The application for Dolphin Hotel would see the Grade II*-listed building provide 99 bedrooms for students.

Dolphin Hotel Property Limited’s plans attracted more than 20 objections during a public consultation.

Four councillors, tourism groups, resident groups and the Hampshire Branch of the Jane Austen Society voiced their opposition to the scheme.

The literary great was one of the famous guests in the hotel’s past, which reportedly also included Queen Victoria and Admiral Lord Nelson.

The applicant has said they will create a museum or interpretation centre in the building dedicated to the Pride and Prejudice author.

Members of Southampton City Council’s planning committee will debate the change of use plans for the High Street site at a meeting on Tuesday, July 9.

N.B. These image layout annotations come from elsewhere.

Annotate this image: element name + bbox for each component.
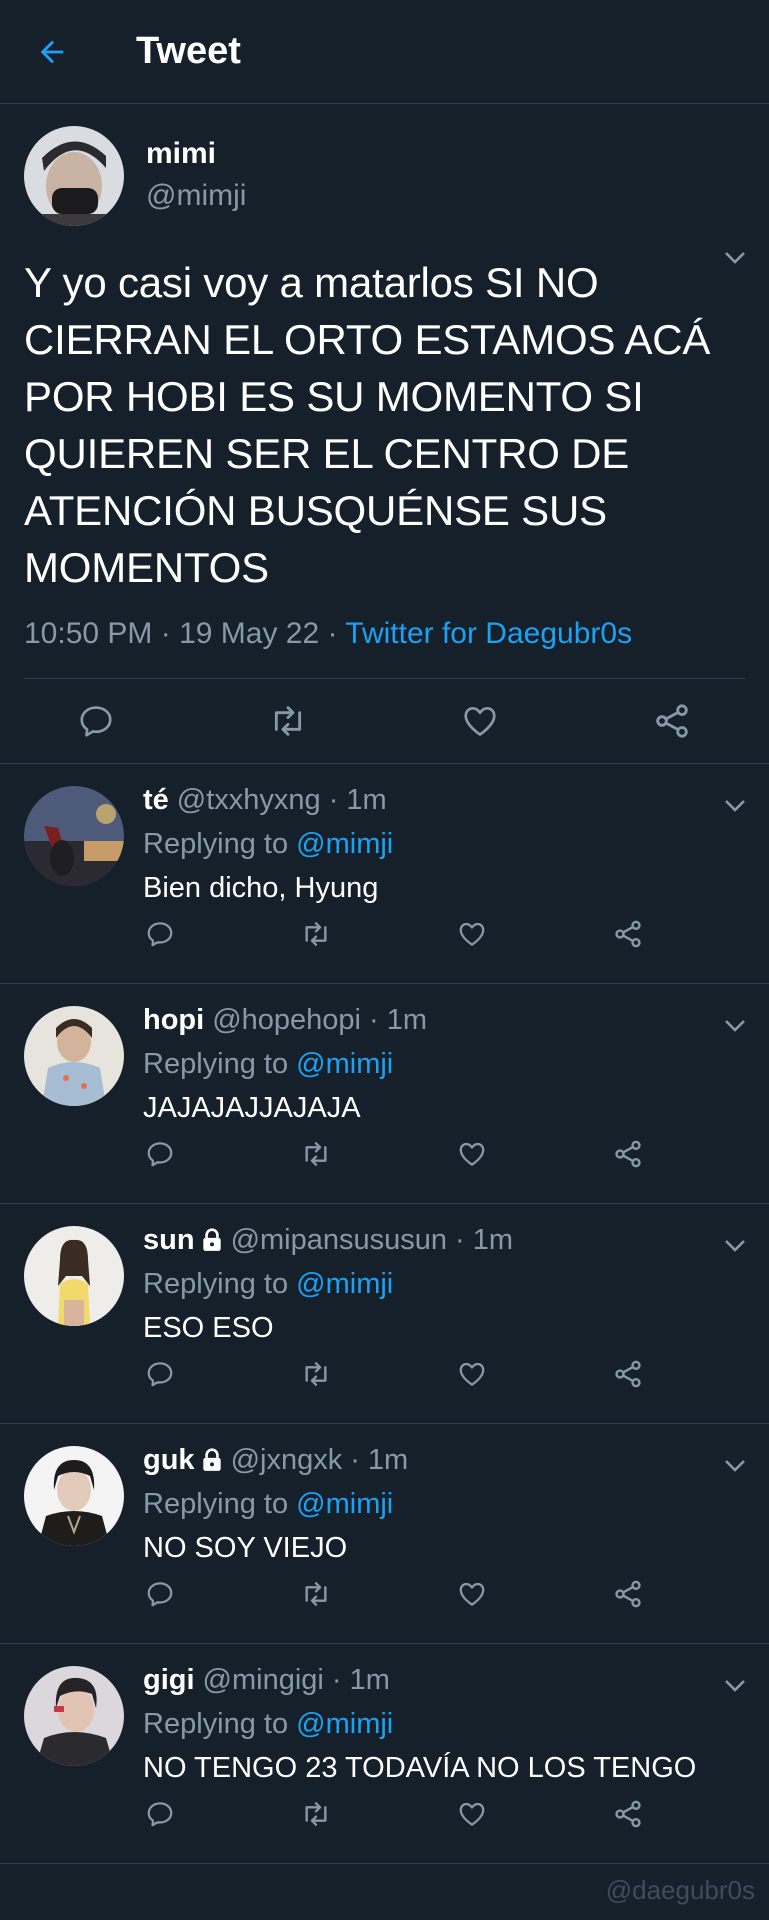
chevron-down-icon[interactable]: [721, 1012, 749, 1040]
mention-link[interactable]: @mimji: [296, 1488, 393, 1520]
replies-list: té @txxhyxng · 1m Replying to @mimji Bien di…: [0, 764, 769, 1864]
reply-text: JAJAJAJJAJAJA: [143, 1092, 361, 1124]
lock-icon: [199, 1447, 225, 1473]
retweet-icon[interactable]: [298, 916, 334, 952]
replying-to-label: Replying to: [143, 1488, 297, 1520]
retweet-icon[interactable]: [268, 701, 308, 741]
reply-text: NO SOY VIEJO: [143, 1532, 348, 1564]
reply-author-name[interactable]: hopi: [143, 998, 204, 1042]
mention-link[interactable]: @mimji: [296, 1268, 393, 1300]
tweet-actions: [24, 679, 745, 763]
reply-author-handle[interactable]: @hopehopi: [212, 998, 361, 1042]
replying-to-label: Replying to: [143, 1708, 297, 1740]
mention-link[interactable]: @mimji: [296, 828, 393, 860]
author-handle[interactable]: @mimji: [146, 174, 246, 218]
reply-text: ESO ESO: [143, 1312, 274, 1344]
share-icon[interactable]: [610, 1576, 646, 1612]
reply-icon[interactable]: [142, 1796, 178, 1832]
like-icon[interactable]: [454, 1576, 490, 1612]
main-tweet: mimi @mimji Y yo casi voy a matarlos SI …: [0, 104, 769, 763]
reply-author-name[interactable]: guk: [143, 1438, 195, 1482]
reply-author-handle[interactable]: @txxhyxng: [177, 778, 321, 822]
reply-tweet[interactable]: hopi @hopehopi · 1m Replying to @mimji JAJAJ…: [0, 984, 769, 1204]
reply-author-handle[interactable]: @mingigi: [203, 1658, 324, 1702]
like-icon[interactable]: [454, 1136, 490, 1172]
tweet-text: Y yo casi voy a matarlos SI NO CIERRAN E…: [24, 259, 711, 591]
watermark: @daegubr0s: [605, 1875, 755, 1905]
like-icon[interactable]: [454, 916, 490, 952]
avatar[interactable]: [24, 1446, 124, 1546]
reply-author-name[interactable]: sun: [143, 1218, 195, 1262]
reply-time: · 1m: [368, 1004, 427, 1036]
reply-time: · 1m: [331, 1664, 390, 1696]
replying-to-label: Replying to: [143, 1048, 297, 1080]
like-icon[interactable]: [460, 701, 500, 741]
retweet-icon[interactable]: [298, 1356, 334, 1392]
top-bar: Tweet: [0, 0, 769, 104]
reply-author-name[interactable]: gigi: [143, 1658, 195, 1702]
avatar[interactable]: [24, 1226, 124, 1326]
chevron-down-icon[interactable]: [721, 1452, 749, 1480]
chevron-down-icon[interactable]: [721, 1232, 749, 1260]
avatar[interactable]: [24, 786, 124, 886]
share-icon[interactable]: [652, 701, 692, 741]
retweet-icon[interactable]: [298, 1136, 334, 1172]
tweet-source-link[interactable]: Twitter for Daegubr0s: [345, 617, 632, 650]
reply-tweet[interactable]: gigi @mingigi · 1m Replying to @mimji NO TEN…: [0, 1644, 769, 1864]
author-name[interactable]: mimi: [146, 134, 246, 174]
reply-icon[interactable]: [142, 1356, 178, 1392]
avatar[interactable]: [24, 1006, 124, 1106]
page-title: Tweet: [136, 30, 241, 72]
reply-icon[interactable]: [142, 916, 178, 952]
share-icon[interactable]: [610, 1136, 646, 1172]
like-icon[interactable]: [454, 1796, 490, 1832]
mention-link[interactable]: @mimji: [296, 1048, 393, 1080]
avatar[interactable]: [24, 126, 124, 226]
reply-icon[interactable]: [76, 701, 116, 741]
reply-icon[interactable]: [142, 1576, 178, 1612]
reply-author-handle[interactable]: @mipansususun: [231, 1218, 447, 1262]
reply-time: · 1m: [455, 1224, 514, 1256]
replying-to-label: Replying to: [143, 1268, 297, 1300]
reply-text: Bien dicho, Hyung: [143, 872, 379, 904]
share-icon[interactable]: [610, 1356, 646, 1392]
retweet-icon[interactable]: [298, 1796, 334, 1832]
share-icon[interactable]: [610, 1796, 646, 1832]
mention-link[interactable]: @mimji: [296, 1708, 393, 1740]
chevron-down-icon[interactable]: [721, 1672, 749, 1700]
replying-to-label: Replying to: [143, 828, 297, 860]
retweet-icon[interactable]: [298, 1576, 334, 1612]
reply-time: · 1m: [328, 784, 387, 816]
back-arrow-icon[interactable]: [24, 24, 80, 80]
lock-icon: [199, 1227, 225, 1253]
tweet-meta: 10:50 PM · 19 May 22 · Twitter for Daegu…: [24, 612, 745, 656]
reply-tweet[interactable]: guk @jxngxk · 1m Replying to @mimji NO SOY V…: [0, 1424, 769, 1644]
like-icon[interactable]: [454, 1356, 490, 1392]
reply-time: · 1m: [350, 1444, 409, 1476]
reply-author-name[interactable]: té: [143, 778, 169, 822]
tweet-timestamp: 10:50 PM · 19 May 22 ·: [24, 617, 346, 650]
chevron-down-icon[interactable]: [721, 244, 749, 272]
avatar[interactable]: [24, 1666, 124, 1766]
reply-tweet[interactable]: té @txxhyxng · 1m Replying to @mimji Bien di…: [0, 764, 769, 984]
reply-author-handle[interactable]: @jxngxk: [231, 1438, 343, 1482]
chevron-down-icon[interactable]: [721, 792, 749, 820]
reply-icon[interactable]: [142, 1136, 178, 1172]
share-icon[interactable]: [610, 916, 646, 952]
reply-tweet[interactable]: sun @mipansususun · 1m Replying to @mimji ES…: [0, 1204, 769, 1424]
reply-text: NO TENGO 23 TODAVÍA NO LOS TENGO: [143, 1752, 697, 1784]
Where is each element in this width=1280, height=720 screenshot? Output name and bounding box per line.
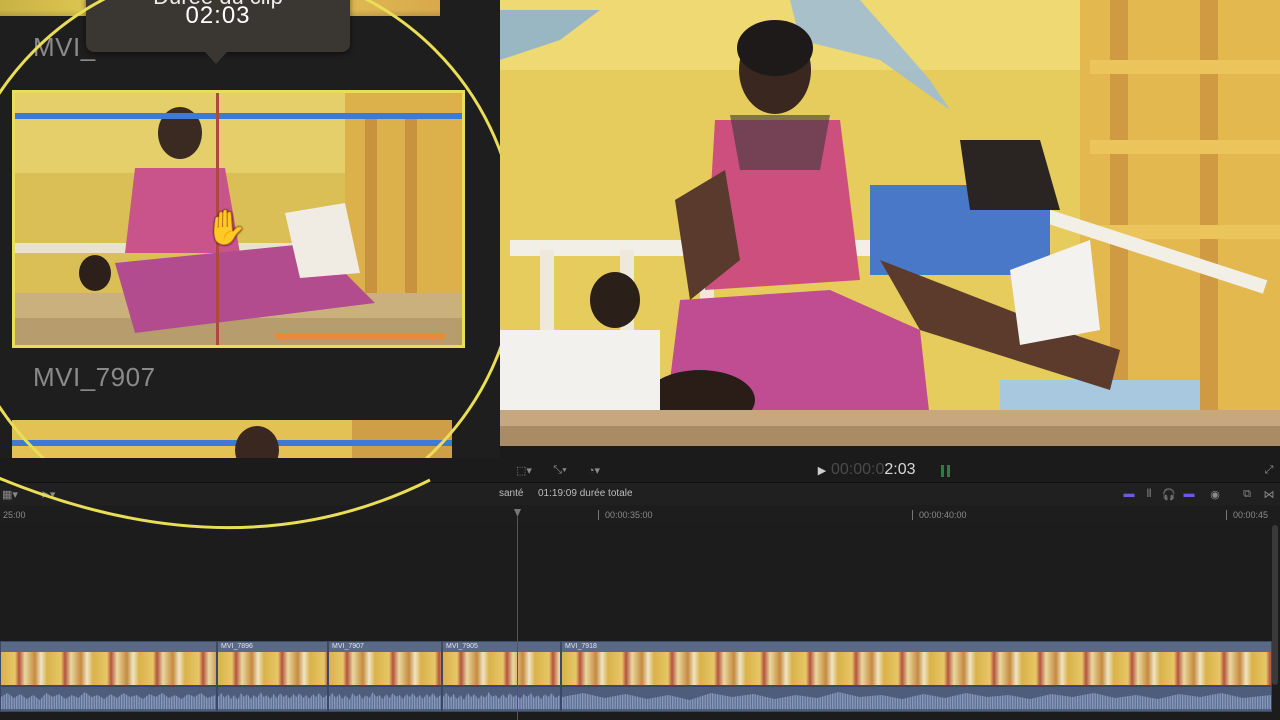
snapping-icon[interactable]: ▬ [1182,486,1196,502]
viewer[interactable] [500,0,1280,446]
audio-waveform[interactable] [561,686,1272,712]
clip-thumbnail-next[interactable] [12,420,452,458]
ruler-tick [912,510,913,520]
zoom-icon[interactable]: ⧉ [1240,486,1254,502]
ruler-tick-label: 00:00:45 [1233,510,1269,520]
clip-appearance-icon[interactable]: ▦▾ [0,486,20,502]
ruler-tick-label: 00:00:40:00 [919,510,967,520]
audio-meter-icon-2 [947,465,950,477]
timeline-header: ▦▾ ➤▾ santé 01:19:09 durée totale ▬ ⫴ 🎧 … [0,482,1280,506]
ruler-tick-label: 25:00 [3,510,26,520]
timeline-clip[interactable]: MVI_7896 [217,641,328,686]
play-icon[interactable]: ▶ [816,462,828,478]
project-name: santé [499,488,524,499]
audio-waveform[interactable] [328,686,442,712]
select-tool-icon[interactable]: ➤▾ [36,486,60,502]
audio-waveform[interactable] [217,686,328,712]
clip-filmstrip [443,652,560,685]
audio-waveform[interactable] [442,686,561,712]
timecode-dim: 00:00:0 [831,461,885,478]
timeline-clip[interactable]: MVI_7918 [561,641,1272,686]
tooltip-time: 02:03 [185,2,251,29]
clip-filmstrip [329,652,441,685]
playhead-line[interactable] [517,517,518,720]
video-role-icon[interactable]: ▬ [1122,486,1136,502]
tooltip-pointer [205,52,227,64]
ruler-tick-label: 00:00:35:00 [605,510,653,520]
viewer-frame-image [500,0,1280,446]
clip-filmstrip [218,652,327,685]
timeline-clip[interactable]: MVI_7905 [442,641,561,686]
timeline-ruler[interactable]: 25:00 00:00:35:00 00:00:40:00 00:00:45 [0,505,1280,525]
timecode-bright: 2:03 [884,461,916,478]
speed-tool-icon[interactable]: ◔▾ [580,462,608,478]
clip-filmstrip [1,652,216,685]
clip-thumbnail-next-image [12,420,452,458]
audio-meter-icon [941,465,944,477]
hand-cursor-icon: ✋ [205,209,248,247]
fullscreen-icon[interactable]: ⤢ [1262,462,1276,478]
timeline-scrollbar[interactable] [1272,525,1278,685]
audio-skimming-icon[interactable]: ⫴ [1142,486,1156,502]
clip-thumbnail-selected[interactable]: ✋ [12,90,465,348]
headphones-icon[interactable]: 🎧 [1162,486,1176,502]
timeline-clip[interactable]: MVI_7907 [328,641,442,686]
project-duration: 01:19:09 durée totale [538,488,633,499]
timeline-clip[interactable] [0,641,217,686]
timeline-index-icon[interactable]: ⋈ [1262,486,1276,502]
browser-panel: MVI_ Durée du clip 02:03 ✋ MVI_7907 [0,0,500,458]
duration-tooltip: Durée du clip 02:03 [86,0,350,52]
clip-label: MVI_7907 [33,362,156,392]
view-options-icon[interactable]: ⬚▾ [510,462,538,478]
audio-waveform[interactable] [0,686,217,712]
clip-settings-icon[interactable]: ◉ [1208,486,1222,502]
ruler-tick [1226,510,1227,520]
viewer-control-bar: ⬚▾ ⤡▾ ◔▾ ▶ 00:00:02:03 ⤢ [500,458,1280,482]
ruler-tick [598,510,599,520]
clip-filmstrip [562,652,1271,685]
transform-tool-icon[interactable]: ⤡▾ [546,462,574,478]
timecode-display[interactable]: 00:00:02:03 [831,461,916,479]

Objections came from as far afield as an American independent bookshop owner.

Questions have been raised over the applicant’s claim that the hotel was no longer viable, while other responses said the hotel was an important heritage site that attracts visitors to the city.

They also said approving the proposal would send a message that student accommodation is more important than retaining historic buildings.

The council’s head of culture and tourism said the Dolphin’s “unique heritage and international appeal” had been undersold.

A planning officer’s report to the committee, which recommended granting the application, said the principle of a student residential development was considered acceptable and supported given the “established need” in the city.

The report said: “The concerns raised by third parties about the loss of this important and attractive hotel with a strong tourist draw is well articulated.

“However, the planning system, and our adopted development plan, doesn’t protect the Dolphin Hotel from closure and the council cannot insist that an unviable business remains open.

“The council cannot insist that an existing hotel provides public access to certain parts of its demise.

“The Dolphin Hotel is currently closed and in need of investment.”

The applicant has proposed to allow members of the public to have access to some parts of the building via appointment, and the "creation of a museum/interpretation centre dedicated to Jane Austen relating to her connection to the building and the Southampton area", according to a letter submitted by Savills.

The hotel has most recently been used to provide temporary accommodation for asylum seekers.

The Home Office’s use of the building was set to come to an end in April, according to a letter from the applicant’s agent.